I could have thought that was a way out and I would now be dead
He noted others might have claimed “well, he wanted a dignified death. It was his choice to end his own life on his terms”, but he added: “I would have killed myself and nobody would have known that in fact I wasn’t ill at all.”
“Doctors are fallible. It’s no use saying they’re the kind of gold standard and will always get it right, because they don’t always get it right. As my case shows, I could have thought that was a way out and I would now be dead. Whereas, as far as I can tell, there’s very little wrong with me.”
Under Kim Leadbeater MP’s proposals, two doctors and a High Court judge would approve a person’s application to undergo assisted suicide.
Cancer survivor
Katherine Webster, who was told she had months to live from a grade-four brain tumour, is now in remission five years on.
The 52-year-old requires physiotherapy and suffers from memory loss, but she rejoiced that she is doing “remarkably well”.
I was told that I had months to live, not years.
Webster explained: “I was told that I had months to live, not years. Almost five years on from receiving that cancer diagnosis, I try to make the most of life – I live every day as if it’s my last.”

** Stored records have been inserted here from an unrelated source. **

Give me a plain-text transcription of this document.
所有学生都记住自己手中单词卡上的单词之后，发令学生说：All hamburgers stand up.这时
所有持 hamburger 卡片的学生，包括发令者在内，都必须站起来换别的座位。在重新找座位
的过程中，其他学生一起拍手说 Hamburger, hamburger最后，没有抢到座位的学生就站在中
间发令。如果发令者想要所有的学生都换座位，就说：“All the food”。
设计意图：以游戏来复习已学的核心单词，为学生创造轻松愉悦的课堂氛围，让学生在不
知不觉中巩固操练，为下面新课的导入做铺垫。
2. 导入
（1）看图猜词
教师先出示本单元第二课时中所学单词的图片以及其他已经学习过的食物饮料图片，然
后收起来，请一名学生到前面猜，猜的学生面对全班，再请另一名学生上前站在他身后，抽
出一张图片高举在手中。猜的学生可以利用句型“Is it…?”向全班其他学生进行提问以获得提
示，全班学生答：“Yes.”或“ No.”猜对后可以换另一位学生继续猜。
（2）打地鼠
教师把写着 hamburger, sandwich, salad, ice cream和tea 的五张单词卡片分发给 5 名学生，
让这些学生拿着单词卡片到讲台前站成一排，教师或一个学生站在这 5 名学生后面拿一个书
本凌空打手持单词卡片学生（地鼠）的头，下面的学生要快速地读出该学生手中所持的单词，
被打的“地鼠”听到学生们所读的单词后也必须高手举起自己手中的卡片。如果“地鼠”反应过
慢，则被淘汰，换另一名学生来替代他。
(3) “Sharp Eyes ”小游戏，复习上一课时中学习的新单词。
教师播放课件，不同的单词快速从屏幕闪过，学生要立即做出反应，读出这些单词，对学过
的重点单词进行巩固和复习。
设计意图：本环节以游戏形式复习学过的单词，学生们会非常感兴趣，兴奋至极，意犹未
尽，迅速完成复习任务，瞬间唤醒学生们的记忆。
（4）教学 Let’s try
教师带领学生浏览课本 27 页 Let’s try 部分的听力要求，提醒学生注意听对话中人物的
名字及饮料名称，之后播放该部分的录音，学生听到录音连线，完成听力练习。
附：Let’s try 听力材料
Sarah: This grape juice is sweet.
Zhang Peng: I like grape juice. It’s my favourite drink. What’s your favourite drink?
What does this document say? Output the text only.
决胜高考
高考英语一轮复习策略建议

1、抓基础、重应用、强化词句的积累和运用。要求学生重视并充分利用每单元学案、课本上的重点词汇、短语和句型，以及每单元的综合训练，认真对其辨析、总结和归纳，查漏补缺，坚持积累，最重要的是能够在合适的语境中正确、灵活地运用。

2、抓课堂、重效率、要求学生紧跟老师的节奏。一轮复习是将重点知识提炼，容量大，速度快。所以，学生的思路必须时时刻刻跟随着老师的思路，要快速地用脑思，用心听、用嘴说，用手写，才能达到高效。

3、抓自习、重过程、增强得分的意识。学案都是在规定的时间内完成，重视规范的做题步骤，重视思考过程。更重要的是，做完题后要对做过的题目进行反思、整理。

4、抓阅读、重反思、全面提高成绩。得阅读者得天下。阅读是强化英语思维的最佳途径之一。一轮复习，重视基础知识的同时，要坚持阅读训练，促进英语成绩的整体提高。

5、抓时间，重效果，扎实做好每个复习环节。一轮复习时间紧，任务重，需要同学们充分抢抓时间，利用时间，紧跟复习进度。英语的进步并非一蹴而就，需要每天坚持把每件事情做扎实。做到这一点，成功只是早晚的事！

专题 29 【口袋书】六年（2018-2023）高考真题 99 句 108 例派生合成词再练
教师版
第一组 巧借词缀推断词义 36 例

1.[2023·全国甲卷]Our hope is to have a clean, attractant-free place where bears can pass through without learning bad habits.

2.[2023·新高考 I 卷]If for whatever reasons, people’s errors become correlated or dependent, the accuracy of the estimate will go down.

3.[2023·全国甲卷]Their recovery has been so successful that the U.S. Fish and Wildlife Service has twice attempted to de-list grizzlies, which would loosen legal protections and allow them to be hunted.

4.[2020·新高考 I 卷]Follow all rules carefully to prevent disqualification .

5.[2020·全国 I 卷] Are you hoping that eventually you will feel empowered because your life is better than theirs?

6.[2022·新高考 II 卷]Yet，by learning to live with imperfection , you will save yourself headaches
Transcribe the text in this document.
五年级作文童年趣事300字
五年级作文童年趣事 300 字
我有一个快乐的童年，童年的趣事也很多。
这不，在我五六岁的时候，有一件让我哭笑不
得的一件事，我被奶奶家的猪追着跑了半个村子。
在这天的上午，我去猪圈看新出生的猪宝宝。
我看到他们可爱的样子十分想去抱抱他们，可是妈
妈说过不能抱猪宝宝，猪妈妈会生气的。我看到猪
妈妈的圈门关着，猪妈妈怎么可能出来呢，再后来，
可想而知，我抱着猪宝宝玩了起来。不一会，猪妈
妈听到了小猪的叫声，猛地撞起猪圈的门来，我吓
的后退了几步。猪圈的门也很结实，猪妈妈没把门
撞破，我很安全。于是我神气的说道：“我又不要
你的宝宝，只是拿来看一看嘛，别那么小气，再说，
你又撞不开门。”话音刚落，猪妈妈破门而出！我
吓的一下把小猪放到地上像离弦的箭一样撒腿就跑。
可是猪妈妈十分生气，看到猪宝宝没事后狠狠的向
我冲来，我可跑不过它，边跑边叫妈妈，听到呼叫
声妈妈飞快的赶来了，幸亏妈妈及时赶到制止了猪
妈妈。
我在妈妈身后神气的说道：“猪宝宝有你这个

“Rowing is a big passion, so the thought of returning to the river got me through radiotherapy and chemotherapy. After receiving such a shocking prognosis, it is now such a joy for me being out on the river. I can’t believe I’m potentially one of these so-called cancer super-survivors.”
Prognosis
Doctors and palliative care experts have warned that ‘terminally ill’ people who seek assisted suicide could actually have years left to live.
Professor Katherine Sleeman, Laing Galazka Chair in Palliative Care, told The Daily Telegraph that the Department for Work and Pensions reviews its benefits for terminally ill patients every three years — even though they must be expected to die within twelve months to qualify for support.
Senior oncologist Professor Chris Parker also reported that he had recently seen a patient who was given a terminal cancer diagnosis ten years prior.
Parker warned: “I have little doubt that some patients would choose assisted suicide if it was legal, because they were told they had less than six months to live, but in truth, if they had not had assisted suicide, would have lived for years and enjoyed a good quality of life, because I’ve seen patients like that.”